Un altro mondo, insomma. Un altro pianeta. E non sarà stato difficile per Leonardo Sciascia prevedere la fine: “Tra qualche anno – scriveva – sarà difficile trovare in un paese un barbiere così com’è difficile trovarlo a Parigi”.
Sciascia, addirittura, da buon maestro di scuola elementare, dice che non c’è più infanzia senza i mestieri: “Nell’infanzia – scrive – si hanno più parole che cose: il che diventa sempre più vero, e non soltanto per l’infanzia. Ma allora, negli anni della mia infanzia, in un piccolo paese, tante parole erano cose; e tante delle cose che erano parole s’appartenevano ai mestieri”.
Difficile sarà tornare indietro, riavere in un paese la vitalità di un tempo. Ma non tutto è perduto. E crediamo sia positivo raccontare ai bambini di oggi, che ricorderanno un’infanzia diversa da quella dei loro genitori e dei loro nonni, migliore sicuramente per certi aspetti e peggiore per altri, cos’erano i mestieri di una volta, spiegargli magari che accanto la loro casa c’era il calzolaio il sarto il pastaio.
Ed ecco la proposta. La scuola di Racalmuto potrebbe, con la collaborazione delle famiglie, allestire in una delle aule vuote (gli alunni anno dopo anno sono sempre meno) del plesso “Gen. Macaluso”, l’Aula dei Mestieri (un gran lavoro è stato fatto anni fa a Montedoro, con le Case museo dedicate ai mestieri scomparsi). E aprirlo ai ragazzi, ai tanti studenti che vengono a Racalmuto per Sciascia. E una volta l’anno – forse il 2 ottobre, la Giornata dedicata ai Nonni – stare lì ad ascoltare qualcuno che parli dell’antica “costellazione dei mestieri”. Ogni scuola lo può fare. La proposta la possono accogliere anche a Grotte, a Canicattì, a Favara, a Castrofilippo, tanto per restare in zona.
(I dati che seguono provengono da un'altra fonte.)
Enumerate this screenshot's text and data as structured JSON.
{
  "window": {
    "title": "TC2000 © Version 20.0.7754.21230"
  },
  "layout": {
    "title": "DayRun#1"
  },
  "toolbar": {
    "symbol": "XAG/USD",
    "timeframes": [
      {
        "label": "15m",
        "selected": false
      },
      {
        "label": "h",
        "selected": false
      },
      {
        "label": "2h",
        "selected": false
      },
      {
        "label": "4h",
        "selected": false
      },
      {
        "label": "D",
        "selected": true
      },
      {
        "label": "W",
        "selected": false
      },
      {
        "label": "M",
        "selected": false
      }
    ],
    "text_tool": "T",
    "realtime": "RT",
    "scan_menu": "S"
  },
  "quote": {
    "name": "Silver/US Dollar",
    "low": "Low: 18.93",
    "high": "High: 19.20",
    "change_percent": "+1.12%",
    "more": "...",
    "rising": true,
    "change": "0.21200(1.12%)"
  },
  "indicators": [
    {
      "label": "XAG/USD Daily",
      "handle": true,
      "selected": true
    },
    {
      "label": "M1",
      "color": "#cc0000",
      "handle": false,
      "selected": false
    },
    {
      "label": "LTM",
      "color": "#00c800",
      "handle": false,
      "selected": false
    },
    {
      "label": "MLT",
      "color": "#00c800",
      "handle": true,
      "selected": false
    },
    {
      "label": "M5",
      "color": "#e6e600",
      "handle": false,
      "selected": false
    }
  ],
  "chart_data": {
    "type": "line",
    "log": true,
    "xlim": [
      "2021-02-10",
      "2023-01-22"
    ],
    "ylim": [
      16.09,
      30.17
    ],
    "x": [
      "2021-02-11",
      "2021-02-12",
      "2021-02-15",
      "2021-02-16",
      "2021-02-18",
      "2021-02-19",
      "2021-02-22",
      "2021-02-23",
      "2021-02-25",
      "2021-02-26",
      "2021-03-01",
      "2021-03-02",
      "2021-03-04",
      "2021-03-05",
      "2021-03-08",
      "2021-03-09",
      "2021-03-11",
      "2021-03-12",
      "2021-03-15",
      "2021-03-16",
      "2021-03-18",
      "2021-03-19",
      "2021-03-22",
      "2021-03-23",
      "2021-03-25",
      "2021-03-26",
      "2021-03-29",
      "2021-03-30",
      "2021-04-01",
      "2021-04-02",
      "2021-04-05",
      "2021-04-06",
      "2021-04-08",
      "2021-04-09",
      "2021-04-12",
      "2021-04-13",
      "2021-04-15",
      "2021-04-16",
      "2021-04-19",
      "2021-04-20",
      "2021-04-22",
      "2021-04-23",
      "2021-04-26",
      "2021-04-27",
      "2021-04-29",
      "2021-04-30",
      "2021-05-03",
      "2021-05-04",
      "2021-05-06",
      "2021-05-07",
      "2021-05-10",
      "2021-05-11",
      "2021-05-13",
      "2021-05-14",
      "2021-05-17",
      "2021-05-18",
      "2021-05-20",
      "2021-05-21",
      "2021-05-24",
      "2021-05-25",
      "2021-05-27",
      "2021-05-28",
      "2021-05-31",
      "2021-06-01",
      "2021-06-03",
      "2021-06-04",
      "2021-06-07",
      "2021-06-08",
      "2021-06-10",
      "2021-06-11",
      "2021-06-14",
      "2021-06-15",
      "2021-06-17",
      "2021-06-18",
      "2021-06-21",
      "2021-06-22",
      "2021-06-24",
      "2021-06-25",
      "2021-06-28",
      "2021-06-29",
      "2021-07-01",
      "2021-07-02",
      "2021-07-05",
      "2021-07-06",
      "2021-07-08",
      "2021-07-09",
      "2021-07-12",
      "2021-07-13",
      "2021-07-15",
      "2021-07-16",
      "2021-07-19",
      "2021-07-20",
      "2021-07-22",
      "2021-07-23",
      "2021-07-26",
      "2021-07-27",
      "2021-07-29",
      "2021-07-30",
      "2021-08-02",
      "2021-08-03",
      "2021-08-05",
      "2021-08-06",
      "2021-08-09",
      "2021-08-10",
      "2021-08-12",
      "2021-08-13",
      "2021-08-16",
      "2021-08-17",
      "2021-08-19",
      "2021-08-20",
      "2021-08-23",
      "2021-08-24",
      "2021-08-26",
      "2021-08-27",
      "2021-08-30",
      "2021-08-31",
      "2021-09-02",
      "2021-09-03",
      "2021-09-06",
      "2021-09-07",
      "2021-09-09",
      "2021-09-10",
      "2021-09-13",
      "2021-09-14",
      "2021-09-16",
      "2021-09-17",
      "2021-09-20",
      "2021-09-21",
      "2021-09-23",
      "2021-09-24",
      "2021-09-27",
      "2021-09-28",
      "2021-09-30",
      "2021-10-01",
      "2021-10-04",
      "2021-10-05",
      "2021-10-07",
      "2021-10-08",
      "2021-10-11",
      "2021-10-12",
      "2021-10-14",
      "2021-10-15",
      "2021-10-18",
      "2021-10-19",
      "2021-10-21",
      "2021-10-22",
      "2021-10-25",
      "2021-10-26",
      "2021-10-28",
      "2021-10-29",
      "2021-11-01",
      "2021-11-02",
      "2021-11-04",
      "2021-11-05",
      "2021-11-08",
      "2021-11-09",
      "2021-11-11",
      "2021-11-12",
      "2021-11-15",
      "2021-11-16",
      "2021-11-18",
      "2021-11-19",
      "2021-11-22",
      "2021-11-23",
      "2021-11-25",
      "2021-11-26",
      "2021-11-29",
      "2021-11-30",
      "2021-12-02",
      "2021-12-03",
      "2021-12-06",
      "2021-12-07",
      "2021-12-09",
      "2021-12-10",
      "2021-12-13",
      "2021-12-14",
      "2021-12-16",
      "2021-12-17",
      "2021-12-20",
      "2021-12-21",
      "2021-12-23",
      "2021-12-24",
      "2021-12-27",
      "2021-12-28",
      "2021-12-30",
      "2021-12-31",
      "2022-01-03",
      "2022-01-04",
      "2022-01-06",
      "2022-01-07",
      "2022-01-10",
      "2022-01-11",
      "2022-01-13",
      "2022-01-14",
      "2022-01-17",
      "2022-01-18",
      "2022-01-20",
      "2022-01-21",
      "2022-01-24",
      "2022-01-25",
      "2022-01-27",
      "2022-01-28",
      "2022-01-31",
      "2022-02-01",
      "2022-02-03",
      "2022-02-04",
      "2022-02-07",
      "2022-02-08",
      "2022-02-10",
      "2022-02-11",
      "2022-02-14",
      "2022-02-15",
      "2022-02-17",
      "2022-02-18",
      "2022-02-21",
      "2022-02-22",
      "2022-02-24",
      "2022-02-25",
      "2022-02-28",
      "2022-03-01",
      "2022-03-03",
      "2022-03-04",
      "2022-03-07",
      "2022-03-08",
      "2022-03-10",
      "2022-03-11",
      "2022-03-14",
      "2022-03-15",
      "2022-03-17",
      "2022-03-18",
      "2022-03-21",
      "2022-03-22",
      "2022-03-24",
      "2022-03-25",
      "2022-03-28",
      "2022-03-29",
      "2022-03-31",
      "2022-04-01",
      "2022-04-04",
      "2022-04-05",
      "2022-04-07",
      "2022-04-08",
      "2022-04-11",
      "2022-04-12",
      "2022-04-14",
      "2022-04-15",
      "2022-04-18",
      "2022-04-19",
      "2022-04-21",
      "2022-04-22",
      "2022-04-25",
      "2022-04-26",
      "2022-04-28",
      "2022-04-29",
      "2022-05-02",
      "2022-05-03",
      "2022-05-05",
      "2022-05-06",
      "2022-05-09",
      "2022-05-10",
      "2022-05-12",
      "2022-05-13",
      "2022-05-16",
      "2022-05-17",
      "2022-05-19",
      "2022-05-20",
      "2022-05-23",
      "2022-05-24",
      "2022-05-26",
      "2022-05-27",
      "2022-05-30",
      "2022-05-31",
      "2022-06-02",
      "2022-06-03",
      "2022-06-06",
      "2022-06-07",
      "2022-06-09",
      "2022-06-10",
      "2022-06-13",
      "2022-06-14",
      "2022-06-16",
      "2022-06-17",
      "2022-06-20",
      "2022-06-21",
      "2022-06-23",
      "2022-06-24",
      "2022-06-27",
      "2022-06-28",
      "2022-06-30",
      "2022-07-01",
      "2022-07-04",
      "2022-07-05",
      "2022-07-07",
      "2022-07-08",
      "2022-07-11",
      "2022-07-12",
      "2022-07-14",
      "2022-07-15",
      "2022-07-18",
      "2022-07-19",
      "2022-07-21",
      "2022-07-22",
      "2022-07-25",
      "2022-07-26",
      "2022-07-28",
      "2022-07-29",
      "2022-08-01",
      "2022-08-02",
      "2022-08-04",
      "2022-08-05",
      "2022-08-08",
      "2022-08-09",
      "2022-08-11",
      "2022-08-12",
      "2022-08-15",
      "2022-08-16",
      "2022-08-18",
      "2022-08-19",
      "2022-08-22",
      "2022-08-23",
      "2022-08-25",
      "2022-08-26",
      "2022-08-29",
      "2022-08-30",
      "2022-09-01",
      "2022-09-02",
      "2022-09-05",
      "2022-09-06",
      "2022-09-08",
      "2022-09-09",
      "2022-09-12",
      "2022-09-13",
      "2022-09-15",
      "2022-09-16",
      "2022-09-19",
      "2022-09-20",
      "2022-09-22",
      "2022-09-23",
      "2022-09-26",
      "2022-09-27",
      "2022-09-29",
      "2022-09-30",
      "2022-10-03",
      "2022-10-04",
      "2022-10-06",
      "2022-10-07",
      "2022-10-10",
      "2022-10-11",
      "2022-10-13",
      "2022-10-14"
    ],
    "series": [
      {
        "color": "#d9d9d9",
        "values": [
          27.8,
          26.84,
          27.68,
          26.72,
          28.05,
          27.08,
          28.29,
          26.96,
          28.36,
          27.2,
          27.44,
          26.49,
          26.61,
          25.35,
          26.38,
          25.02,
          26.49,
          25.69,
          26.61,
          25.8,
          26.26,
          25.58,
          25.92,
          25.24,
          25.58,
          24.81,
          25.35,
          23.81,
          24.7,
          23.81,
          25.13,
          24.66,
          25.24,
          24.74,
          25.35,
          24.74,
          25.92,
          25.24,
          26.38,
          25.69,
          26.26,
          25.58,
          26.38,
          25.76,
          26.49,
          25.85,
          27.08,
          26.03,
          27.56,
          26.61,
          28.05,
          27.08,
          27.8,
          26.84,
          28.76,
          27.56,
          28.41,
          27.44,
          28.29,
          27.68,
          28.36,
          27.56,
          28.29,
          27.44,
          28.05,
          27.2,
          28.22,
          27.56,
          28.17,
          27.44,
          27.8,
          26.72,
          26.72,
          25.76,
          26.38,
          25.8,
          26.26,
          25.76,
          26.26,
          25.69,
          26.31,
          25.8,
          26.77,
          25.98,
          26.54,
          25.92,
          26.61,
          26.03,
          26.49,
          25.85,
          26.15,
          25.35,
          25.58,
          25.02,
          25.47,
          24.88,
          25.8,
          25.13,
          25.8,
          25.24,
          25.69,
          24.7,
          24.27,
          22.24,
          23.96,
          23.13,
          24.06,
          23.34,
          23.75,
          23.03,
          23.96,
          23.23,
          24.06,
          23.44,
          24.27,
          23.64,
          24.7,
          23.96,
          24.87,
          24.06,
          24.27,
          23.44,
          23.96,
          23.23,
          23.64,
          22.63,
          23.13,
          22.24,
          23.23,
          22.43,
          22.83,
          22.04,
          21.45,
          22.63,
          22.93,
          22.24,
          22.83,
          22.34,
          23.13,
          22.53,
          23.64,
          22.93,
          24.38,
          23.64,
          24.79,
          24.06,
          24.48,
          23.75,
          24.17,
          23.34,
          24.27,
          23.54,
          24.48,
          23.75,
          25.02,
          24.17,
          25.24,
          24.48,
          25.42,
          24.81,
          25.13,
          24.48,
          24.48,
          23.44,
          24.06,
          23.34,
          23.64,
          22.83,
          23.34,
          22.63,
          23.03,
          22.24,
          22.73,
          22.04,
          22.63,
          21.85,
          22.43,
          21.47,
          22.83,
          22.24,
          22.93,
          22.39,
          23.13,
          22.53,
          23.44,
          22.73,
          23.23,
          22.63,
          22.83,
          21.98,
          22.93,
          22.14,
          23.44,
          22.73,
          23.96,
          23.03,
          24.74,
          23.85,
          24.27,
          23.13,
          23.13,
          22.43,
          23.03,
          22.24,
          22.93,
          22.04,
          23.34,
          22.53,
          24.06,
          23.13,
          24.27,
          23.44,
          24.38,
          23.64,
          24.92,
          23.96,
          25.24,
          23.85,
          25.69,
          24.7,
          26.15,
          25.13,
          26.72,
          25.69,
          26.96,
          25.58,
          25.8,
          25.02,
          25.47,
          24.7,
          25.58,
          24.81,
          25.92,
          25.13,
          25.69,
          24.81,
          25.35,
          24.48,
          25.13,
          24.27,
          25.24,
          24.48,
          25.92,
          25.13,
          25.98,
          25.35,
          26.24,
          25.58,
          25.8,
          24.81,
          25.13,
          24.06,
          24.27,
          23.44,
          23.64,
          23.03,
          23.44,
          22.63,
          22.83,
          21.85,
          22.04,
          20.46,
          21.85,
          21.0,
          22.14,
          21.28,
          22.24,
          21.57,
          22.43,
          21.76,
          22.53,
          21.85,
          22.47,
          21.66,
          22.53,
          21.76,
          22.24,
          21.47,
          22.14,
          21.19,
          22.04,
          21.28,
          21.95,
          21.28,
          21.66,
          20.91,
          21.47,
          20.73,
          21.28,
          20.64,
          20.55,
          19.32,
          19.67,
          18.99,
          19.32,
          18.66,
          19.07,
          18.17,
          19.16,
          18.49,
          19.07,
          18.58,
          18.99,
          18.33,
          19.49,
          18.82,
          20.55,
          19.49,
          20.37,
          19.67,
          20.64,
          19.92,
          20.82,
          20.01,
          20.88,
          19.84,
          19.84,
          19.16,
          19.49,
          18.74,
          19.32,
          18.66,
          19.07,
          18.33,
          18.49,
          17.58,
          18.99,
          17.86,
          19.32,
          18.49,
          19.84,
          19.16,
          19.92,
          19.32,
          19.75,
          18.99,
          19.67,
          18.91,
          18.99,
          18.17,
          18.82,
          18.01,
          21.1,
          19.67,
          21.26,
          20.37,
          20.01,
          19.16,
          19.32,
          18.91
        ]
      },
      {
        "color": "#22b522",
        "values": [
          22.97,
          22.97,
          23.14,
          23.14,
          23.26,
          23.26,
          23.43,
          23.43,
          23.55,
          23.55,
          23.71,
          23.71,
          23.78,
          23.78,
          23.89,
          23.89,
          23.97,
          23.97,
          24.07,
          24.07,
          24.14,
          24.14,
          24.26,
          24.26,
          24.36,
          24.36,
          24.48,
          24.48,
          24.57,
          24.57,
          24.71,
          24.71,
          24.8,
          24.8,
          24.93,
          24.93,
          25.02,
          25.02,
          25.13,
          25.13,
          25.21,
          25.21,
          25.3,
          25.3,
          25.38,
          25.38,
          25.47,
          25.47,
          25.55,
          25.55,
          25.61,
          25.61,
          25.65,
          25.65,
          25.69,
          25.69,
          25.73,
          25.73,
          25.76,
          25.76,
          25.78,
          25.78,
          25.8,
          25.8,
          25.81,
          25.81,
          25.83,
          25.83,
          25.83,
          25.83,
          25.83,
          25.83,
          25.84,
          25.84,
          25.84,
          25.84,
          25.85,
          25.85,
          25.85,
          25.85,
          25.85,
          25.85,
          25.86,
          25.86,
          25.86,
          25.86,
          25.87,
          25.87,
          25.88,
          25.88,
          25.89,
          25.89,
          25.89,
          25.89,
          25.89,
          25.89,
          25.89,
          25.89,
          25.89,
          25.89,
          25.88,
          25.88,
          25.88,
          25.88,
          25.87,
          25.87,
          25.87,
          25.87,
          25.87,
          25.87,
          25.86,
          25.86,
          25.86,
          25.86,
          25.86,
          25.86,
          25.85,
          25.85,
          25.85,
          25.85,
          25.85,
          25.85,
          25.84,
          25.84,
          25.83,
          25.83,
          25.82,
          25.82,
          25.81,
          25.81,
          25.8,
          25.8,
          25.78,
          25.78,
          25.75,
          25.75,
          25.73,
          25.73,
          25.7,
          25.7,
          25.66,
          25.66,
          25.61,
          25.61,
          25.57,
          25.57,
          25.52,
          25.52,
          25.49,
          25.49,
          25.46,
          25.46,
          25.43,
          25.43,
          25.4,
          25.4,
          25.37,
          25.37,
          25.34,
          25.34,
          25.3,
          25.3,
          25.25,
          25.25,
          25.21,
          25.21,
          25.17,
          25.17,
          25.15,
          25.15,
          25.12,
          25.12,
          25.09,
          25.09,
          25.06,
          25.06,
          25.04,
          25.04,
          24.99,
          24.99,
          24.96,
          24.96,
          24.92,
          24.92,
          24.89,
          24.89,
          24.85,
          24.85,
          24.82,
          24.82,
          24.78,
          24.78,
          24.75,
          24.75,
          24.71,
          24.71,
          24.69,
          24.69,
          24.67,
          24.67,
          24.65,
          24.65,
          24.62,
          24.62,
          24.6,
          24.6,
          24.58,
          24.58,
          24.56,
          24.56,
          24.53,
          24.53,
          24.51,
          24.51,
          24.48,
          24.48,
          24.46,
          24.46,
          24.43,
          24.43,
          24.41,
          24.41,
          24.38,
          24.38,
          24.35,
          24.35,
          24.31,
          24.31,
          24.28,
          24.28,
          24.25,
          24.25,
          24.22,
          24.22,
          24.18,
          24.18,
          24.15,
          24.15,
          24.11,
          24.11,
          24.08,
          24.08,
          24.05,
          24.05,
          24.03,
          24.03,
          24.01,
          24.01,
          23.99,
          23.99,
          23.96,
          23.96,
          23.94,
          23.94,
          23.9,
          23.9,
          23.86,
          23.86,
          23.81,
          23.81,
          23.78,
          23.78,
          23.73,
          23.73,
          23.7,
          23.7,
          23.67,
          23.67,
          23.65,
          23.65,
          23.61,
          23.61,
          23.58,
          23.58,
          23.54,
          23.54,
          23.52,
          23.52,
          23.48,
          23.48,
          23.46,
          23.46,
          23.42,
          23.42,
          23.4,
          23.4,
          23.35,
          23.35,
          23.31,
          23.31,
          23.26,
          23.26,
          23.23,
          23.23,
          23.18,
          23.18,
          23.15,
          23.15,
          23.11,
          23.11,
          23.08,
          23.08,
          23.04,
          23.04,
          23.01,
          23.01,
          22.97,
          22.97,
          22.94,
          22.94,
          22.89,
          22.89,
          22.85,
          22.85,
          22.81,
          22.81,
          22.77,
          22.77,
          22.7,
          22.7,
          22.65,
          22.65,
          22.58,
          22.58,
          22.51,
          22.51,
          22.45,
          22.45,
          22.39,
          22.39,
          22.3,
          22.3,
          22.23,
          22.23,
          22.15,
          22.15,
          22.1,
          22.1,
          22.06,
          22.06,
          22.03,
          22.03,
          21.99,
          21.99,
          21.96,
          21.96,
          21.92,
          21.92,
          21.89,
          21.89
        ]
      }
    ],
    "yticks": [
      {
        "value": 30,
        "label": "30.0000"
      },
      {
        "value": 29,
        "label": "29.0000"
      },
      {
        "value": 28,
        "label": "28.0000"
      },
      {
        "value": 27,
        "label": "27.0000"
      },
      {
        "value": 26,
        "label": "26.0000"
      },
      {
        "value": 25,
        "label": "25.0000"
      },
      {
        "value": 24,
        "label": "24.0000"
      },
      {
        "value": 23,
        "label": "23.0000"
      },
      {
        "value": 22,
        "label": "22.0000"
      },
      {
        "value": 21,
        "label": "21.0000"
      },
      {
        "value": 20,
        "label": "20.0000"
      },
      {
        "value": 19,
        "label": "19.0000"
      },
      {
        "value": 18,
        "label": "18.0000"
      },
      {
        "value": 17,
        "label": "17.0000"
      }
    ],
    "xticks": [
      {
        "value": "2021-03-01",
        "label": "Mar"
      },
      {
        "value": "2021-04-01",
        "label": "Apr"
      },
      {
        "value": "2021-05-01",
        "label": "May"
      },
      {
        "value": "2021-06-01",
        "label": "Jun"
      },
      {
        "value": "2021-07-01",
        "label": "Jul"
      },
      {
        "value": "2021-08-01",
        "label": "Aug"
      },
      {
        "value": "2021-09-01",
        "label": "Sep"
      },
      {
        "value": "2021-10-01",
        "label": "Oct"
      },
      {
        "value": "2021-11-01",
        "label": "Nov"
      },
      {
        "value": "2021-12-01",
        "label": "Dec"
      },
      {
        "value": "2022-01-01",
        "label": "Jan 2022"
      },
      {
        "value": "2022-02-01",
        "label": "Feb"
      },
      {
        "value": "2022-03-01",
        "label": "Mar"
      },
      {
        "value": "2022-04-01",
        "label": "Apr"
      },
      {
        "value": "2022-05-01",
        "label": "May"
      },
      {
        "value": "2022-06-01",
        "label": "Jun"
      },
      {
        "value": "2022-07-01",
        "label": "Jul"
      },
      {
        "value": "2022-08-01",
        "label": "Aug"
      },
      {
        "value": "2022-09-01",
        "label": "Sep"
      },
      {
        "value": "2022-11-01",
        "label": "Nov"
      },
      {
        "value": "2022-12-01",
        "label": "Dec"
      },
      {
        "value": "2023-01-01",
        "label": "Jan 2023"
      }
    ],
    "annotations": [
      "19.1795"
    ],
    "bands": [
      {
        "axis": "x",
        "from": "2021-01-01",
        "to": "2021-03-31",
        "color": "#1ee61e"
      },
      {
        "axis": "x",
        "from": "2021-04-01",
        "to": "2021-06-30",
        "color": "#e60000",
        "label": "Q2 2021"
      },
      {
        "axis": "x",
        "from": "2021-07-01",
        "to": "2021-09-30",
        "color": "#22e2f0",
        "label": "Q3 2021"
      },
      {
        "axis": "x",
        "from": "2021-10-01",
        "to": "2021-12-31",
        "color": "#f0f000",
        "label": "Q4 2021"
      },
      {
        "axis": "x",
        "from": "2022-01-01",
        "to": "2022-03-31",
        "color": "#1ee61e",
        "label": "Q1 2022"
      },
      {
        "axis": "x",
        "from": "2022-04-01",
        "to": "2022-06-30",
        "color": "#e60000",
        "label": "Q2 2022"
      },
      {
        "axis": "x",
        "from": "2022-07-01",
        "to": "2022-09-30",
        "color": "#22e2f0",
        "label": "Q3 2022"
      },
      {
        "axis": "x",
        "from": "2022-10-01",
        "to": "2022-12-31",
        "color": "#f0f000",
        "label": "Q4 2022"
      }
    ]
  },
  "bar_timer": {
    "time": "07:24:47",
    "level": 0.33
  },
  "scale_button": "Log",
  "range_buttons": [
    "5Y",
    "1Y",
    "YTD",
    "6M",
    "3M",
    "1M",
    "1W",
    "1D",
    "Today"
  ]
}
E se non riusciremo con un museo a scuola a salvare il paese, contribuiremo probabilmente a lasciare un piccolo seme nel vasto terreno dell’infanzia dei nostri figli.
“Parlare dei mestieri, descriverli, analizzarli in sé e in rapporto ad altri, e all’uomo, e alla società, e alla storia mi pare dunque, in quest’ora disumana – scrive Sciascia – un recupero, un riapprodo, l’unico modo possibile per impedire che la sabbia degli anni ricopra un mondo che era di sofferenza, di rancore, di miseria, ma era anche – non trovo parola che, pur vaga, sia quanto questa esatta – di infanzia”.